Questo permetterebbe alla società giallorossa di escludere per esempio i costosi contratti di De Rossi e Totti ma come detto non risolve il problema perchè i bilanci giallorossi restano complessivamente sopra i 45 milioni di rosso. La Roma però con il rientro in Champions League confida in un consistente aumento dei ricavi.

Secondo i calcoli del club la società di Pallotta dovrebbe incassare complessivamente tra bonus e market pool e i proventi televisivi minimi garantiti per la partecipazione alla Uefa Champions League 2014/15 di circa 31 milioni di euro. Il problema grave è che nella prima parte del mercato estivo Sabatini anzichè provare a ridurre il debito con cessioni eccellenti ha incrementato il rosso.

Come si può evincere dal secondo supplemento al prospetto informativo per la sottoscrizione dell'aumento di capitale - che tra l'altro non considera gli esborsi per Astori, Paredes e Sanabria - il club ha speso 34.150 milioni fino al 17 luglio, avendo un bilancio della campagna in una perdita per 25.415 milioni di euro (passivo già salito oltre i 30). Cifra che si andrebbe a sommare ai 50 milioni di rosso dell’ultimo trimeste che porterebbe il club ben lontano dalla soglia dei 45 milioni del fair play finanziario.

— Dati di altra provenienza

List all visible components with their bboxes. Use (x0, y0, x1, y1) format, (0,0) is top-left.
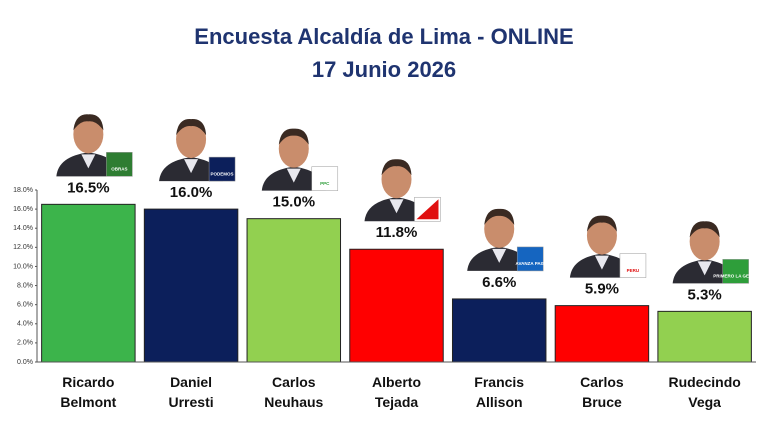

In questo supplemento spicca ovviamente il costo di Iturbe, pagato 22 milioni di euro, e della prima parte di Nainggolan valutato 6 milioni di euro. A questo va considerato che lo stipendio di Iturbe costerà alla Roma qualcosa vicino agli 8 milioni di euro. La situazione è preoccupante e non può sicuramente risolverà l’accordo importante con la Nike, che ha già versato un cospicuo anticipo.

Molti tifosi contestano alla UEFA di non aver sanzionato club come Manchester City e Paris Saint German che avrebbero infranto il Fair Play Finanziario. Ma i due club in realtà avrebbero solamente trovato il modo di “aggirare” le regole UEFA con delle mega sponsorizzazioni, ovviamente autorizzate, da società che però sono facilmente riconducibili ai proprietari dei due club calcistici. Ma questi sono escamotage per superare la normativa mentre la Roma è in evidente violazione della legge. Da ricordare che in passato il Malaga è stato sanzionato per non aver rispettato i parametri (stipendi non pagati ai giocatori).

Per risanare la situazione il club giallorosso sembra costretto a vendere due pezzi grossi della squadra sperando di incassare cifre importanti, intorno ai 50 milioni di euro, per poter rientrare nei parametri richiesti dal Fair Play. Pjanic, Strootman e Benatia sono i giocatori con maggior mercato anche se Sabatini ha sempre negato di averli messi sul mercato.

I numeri però non mentono e la Roma deve rientrare nei parametri del Fair Play per non incorrere in sanzioni, applicabili il prossimo anno, e rischiare di essere esclusa dall’Europa. Per questo motivo vanno fatte due cessioni eccellenti e ovviamente a cifre consistenti perchè questo è l’unico modo per rientrare di un rosso così elevato come quello del club giallorosso.